We developed a novel algorithm with the aim of combining the optimal time window and filter bank with the DGFMDRM method (TWFB + DGFMDRM). The algorithm framework is shown in Table 3.

Table 3 The steps performed by our algorithm for TWFB + DGFMDM.

The MI EEG data of each subject were divided into two sets: training data (60%) and test data (40%). To better detect differences in results, a 10-fold cross validation method was adopted45, which is shown in Fig. 5. The Table 4  mainly included the overall recognition accuracy of each subject and average accuracy of each of the four decoding methods, the kappa coefficient, which is a measure of classification consistency46, and the  precision and sensitivity are measures of the robustness of decoding methods. To analyse the influence of the proposed method on the detection of each type of MI from EEG data, we generated a confusion matrix consisting of the recognition results of each class for all subjects.

Fig. 5
figure 5

Process used to validate the findings.

Figure 6 shows the corresponding classification accuracy results of all subjects under the four classification models. The average decoding accuracy of CSP + LDA, FBCSP + SVM, TSLDA + DGFMDRM and TWFB + DGFMDM were respectively 55.57%, 57.57%, 61.20% and 72.21%. The classification performance using this dataset also showed some differences from other common algorithms, which indicates that this dataset is reliable. As shown in Fig. 7, the horizontal axis of the confusion matrix represents the MI category (left- or right-hand movements) predicted by the recognition method, the vertical axis represents the actual MI category, the diagonal element represents the total numbers of correct classification of each MI category, and the nondiagonal element represent the total numbers of incorrect classification of each MI category.

Fig. 6
figure 6

Classification accuracy in 50 subjects when using four decoding methods. (a) Subject 1–25. (b) Subject 26–50.

Fig. 7
figure 7

Confusion matrices of motor imagery EEG classes for the four decoding methods. (a) CSP + LDA, (b) FBCSP + SVM, (c) TSLDA + DGFMDM, and (d) TWFB + DGFMDM.
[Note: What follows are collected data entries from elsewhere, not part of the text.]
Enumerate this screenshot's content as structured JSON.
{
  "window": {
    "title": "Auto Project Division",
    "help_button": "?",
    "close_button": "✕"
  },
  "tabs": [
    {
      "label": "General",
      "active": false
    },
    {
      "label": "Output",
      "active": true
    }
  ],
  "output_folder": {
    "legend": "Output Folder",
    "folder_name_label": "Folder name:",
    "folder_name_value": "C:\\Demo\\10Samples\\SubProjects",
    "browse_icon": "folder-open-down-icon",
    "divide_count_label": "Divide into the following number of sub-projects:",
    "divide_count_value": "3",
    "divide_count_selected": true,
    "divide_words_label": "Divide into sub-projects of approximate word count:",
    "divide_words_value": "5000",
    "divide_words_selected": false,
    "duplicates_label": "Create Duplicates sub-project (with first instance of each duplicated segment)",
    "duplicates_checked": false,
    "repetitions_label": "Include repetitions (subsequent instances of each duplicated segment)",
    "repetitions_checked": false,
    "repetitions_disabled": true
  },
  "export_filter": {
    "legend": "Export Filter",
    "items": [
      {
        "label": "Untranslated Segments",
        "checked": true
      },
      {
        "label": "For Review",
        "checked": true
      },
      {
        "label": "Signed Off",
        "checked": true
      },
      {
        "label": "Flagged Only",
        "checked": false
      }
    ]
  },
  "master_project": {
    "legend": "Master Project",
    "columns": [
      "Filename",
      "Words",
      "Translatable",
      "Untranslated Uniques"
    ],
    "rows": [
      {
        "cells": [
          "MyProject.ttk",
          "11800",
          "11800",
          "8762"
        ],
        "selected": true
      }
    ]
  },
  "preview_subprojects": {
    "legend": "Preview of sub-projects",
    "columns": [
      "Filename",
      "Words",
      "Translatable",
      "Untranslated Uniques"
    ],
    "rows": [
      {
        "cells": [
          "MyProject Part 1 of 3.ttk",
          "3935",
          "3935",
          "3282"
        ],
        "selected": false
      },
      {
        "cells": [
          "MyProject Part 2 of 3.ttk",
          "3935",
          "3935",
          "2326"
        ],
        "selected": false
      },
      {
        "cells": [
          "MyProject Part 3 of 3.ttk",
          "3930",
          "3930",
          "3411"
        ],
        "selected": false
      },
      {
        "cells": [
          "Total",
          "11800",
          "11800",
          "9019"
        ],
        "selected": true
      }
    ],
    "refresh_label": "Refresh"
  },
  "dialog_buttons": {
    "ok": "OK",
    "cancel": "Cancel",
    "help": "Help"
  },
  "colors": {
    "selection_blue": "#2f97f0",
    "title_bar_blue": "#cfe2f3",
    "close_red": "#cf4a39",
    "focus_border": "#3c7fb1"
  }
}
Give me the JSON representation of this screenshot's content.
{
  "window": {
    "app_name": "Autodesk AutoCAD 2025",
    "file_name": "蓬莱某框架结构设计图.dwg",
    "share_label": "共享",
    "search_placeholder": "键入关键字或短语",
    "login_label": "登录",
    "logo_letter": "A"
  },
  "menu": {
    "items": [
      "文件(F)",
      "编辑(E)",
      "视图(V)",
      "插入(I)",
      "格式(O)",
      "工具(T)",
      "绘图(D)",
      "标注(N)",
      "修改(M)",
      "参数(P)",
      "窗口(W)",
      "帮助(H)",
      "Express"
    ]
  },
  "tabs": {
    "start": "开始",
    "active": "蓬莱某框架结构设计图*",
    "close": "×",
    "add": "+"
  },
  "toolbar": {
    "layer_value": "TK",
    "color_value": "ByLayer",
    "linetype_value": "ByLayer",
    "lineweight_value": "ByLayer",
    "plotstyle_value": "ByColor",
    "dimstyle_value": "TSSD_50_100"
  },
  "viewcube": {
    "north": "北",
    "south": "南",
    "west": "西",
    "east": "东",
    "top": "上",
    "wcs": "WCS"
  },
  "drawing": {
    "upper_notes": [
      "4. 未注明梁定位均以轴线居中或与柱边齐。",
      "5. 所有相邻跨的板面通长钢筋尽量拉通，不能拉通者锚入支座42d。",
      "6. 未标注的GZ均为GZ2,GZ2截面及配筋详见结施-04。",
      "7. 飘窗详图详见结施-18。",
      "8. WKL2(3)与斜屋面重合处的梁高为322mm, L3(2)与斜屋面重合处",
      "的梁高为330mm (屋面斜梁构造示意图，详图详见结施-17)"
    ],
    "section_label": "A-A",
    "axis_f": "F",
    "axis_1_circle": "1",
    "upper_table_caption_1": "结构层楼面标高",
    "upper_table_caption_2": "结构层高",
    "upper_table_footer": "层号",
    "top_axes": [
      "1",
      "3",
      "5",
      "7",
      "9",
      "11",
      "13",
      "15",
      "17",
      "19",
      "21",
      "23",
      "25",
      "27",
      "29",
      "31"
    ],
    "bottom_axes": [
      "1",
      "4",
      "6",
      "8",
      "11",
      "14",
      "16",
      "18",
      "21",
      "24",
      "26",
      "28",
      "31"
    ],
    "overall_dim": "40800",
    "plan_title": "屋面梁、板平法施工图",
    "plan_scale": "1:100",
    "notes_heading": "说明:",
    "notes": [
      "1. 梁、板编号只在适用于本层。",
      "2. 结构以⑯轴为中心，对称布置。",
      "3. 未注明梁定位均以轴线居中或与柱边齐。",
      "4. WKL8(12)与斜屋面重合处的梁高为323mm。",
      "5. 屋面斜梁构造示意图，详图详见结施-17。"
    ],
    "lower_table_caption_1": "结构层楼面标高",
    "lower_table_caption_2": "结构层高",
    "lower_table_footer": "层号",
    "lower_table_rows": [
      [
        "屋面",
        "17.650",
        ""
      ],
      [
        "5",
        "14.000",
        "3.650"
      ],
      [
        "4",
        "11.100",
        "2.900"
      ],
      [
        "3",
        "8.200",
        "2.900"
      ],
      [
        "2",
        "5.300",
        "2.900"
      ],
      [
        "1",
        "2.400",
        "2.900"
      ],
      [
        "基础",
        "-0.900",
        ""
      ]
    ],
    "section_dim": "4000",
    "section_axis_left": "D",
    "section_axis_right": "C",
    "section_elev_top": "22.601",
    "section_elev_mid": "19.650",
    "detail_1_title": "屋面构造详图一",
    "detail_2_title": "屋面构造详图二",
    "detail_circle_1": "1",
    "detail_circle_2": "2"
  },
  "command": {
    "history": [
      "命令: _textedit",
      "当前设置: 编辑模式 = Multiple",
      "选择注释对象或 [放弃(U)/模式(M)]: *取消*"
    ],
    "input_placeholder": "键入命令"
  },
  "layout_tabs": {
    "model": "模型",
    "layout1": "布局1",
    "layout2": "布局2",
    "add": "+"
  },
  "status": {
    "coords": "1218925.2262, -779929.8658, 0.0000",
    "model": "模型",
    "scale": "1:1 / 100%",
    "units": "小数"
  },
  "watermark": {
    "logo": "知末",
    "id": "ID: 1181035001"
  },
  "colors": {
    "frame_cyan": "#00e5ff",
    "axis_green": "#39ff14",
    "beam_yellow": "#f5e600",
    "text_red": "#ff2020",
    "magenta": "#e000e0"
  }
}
Table 4 The average classification accuracy of the four models.

Usage Notes

Users need to be noted the following points when working with this dataset. First, it is challenging for acute stroke patients to maintain a sitting position and perform the MI paradigm, especially for some older patients. Thus, we used a task including only 20 trials per patient, and some motion artefacts were included in a part of the data (such as subjects 4, 5, 13, 14, 18, 24, 28, 33, 42, 43, 47, 48 and 49). Second, eyes-open and eyes-closed EEG data were not recorded. Final, this EEG dataset might have non-stationarity and feature covariance shift, which could refer to the study of Aleksandar, M. et al.47 and Haider, R. et al.48 to improve the classification performance.